The price of fertilisers has more than doubled in recent years in part because of increases in natural gas prices, placing many farmers under severe strain.

Dr Simonov said a process for the carbon-free production of fertilisers using renewable energy had been known for some time but it was not very selective.

“Typically, a significant portion, sometimes as large as half of the electricity was used in making other unwanted compounds, making the process impractical,” Dr Simonov said.

“Our new discovery shows how ammonia can be made with complete selectivity.”

Co-leader in the work, Professor Doug MacFarlane, said that reaching 100% selectivity for ammonia was a vital step in making the process industrially practical.

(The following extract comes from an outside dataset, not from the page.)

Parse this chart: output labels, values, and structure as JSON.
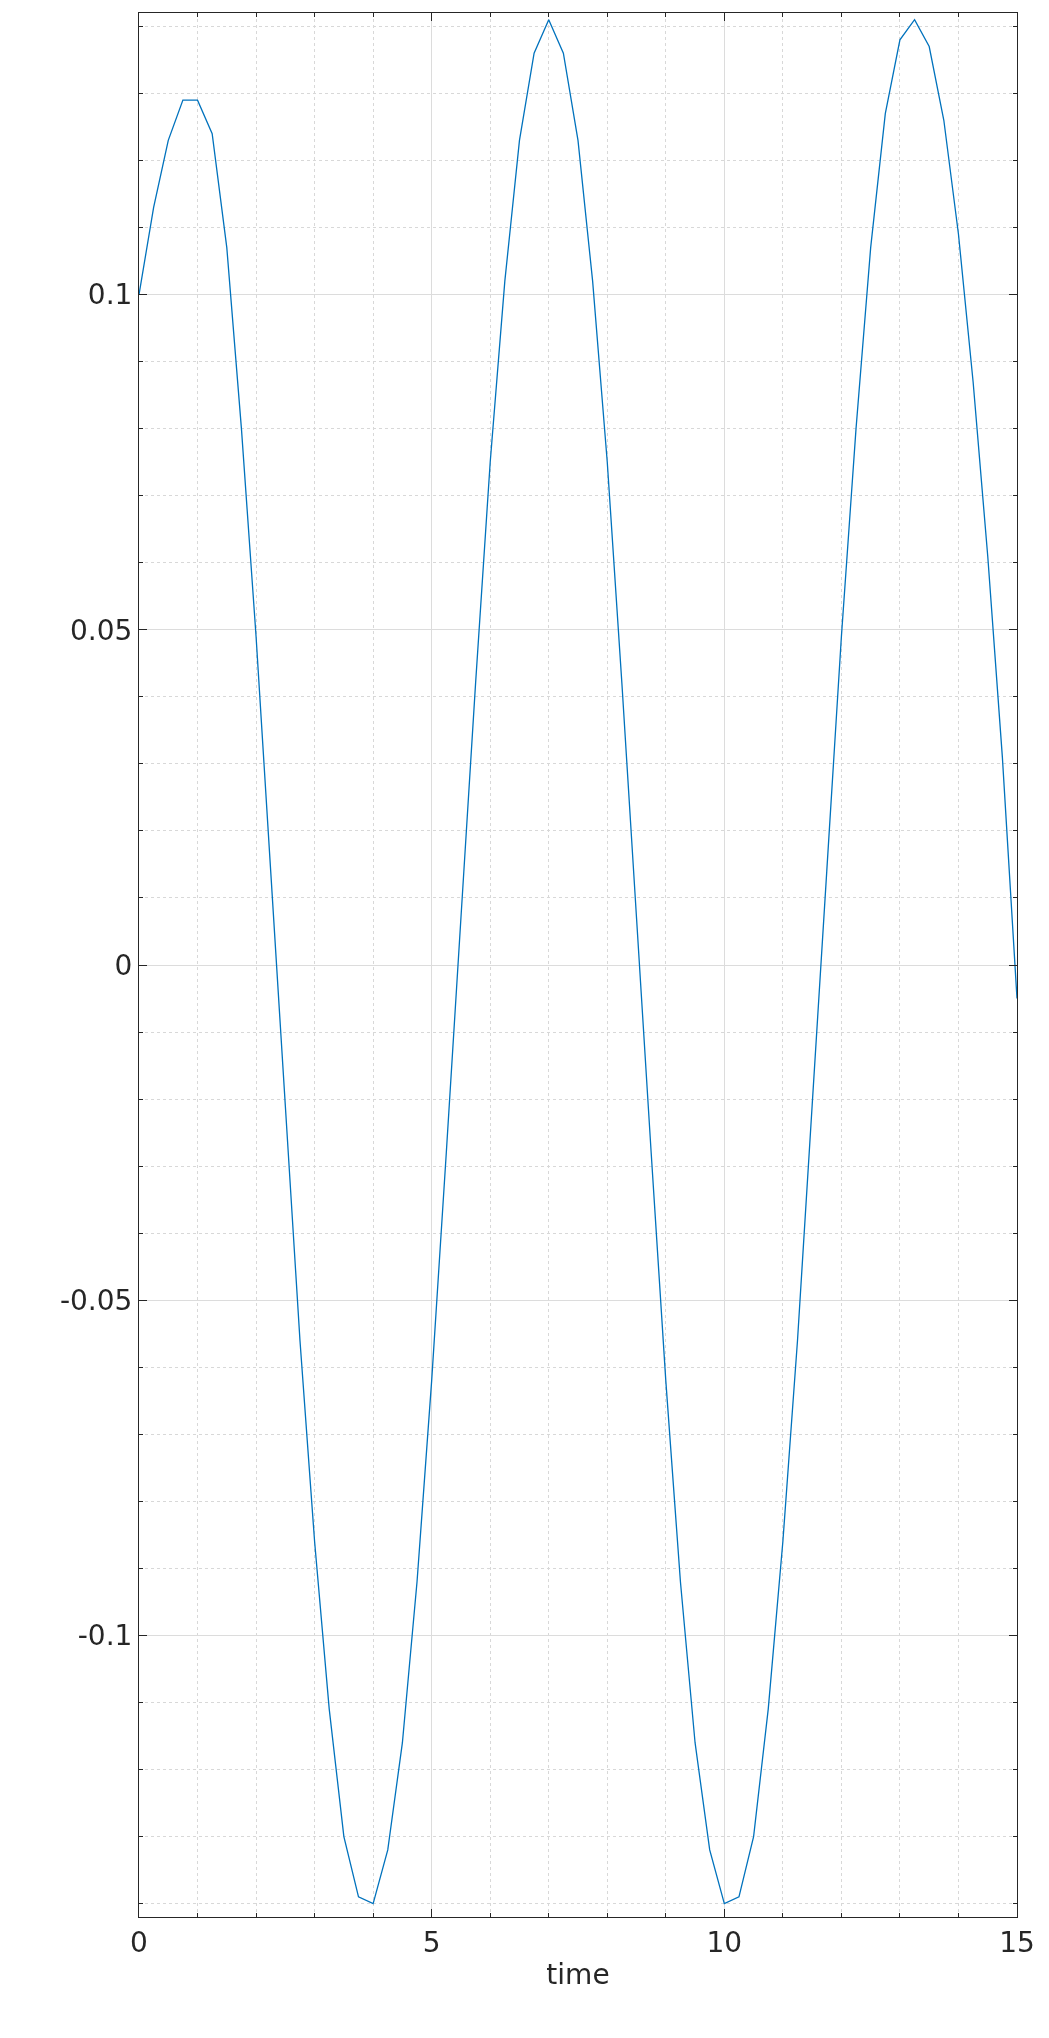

“This discovery builds on years of work in our group understanding the fundamental chemistry underpinning the process,” Professor MacFarlane said.

Dr Du said another important feature of the new electrolyte was the high stability it provided to the process.

“Since the electricity is exclusively used for the nitrogen to ammonia reaction, no degradation processes can occur and the process can operate stably on a long timescale,” Dr Du said.

Monash has spun off a company, Jupiter Ionics, which is scaling up the process discovered by the research team.

Jupiter Ionics recently initiated a scale up project supported by funding from the Federal Government CRC Program along with partners Fortescue Future Industries, WesCEF and SJDC Produce Ltd.

Jupiter Ionics hopes to have its first prototype devices on a farm in regional Victoria next year, according to the company’s CEO Dr Charlie Day.

“This new research is opening up a novel pathway to ammonia production, over a century after Haber and Bosch first developed their eponymous process,” Dr Day said.

“Importantly, it will enable production at a range of scales and in a range of settings, all powered by increasingly abundant and cheap renewable energy.”

Of particular interest to the agricultural sector, the technology can be installed on farms or in regional centres producing fertilisers locally using onsite renewable energy supplies.

This is a revolution in fertiliser production underpinning the move towards sustainable farming.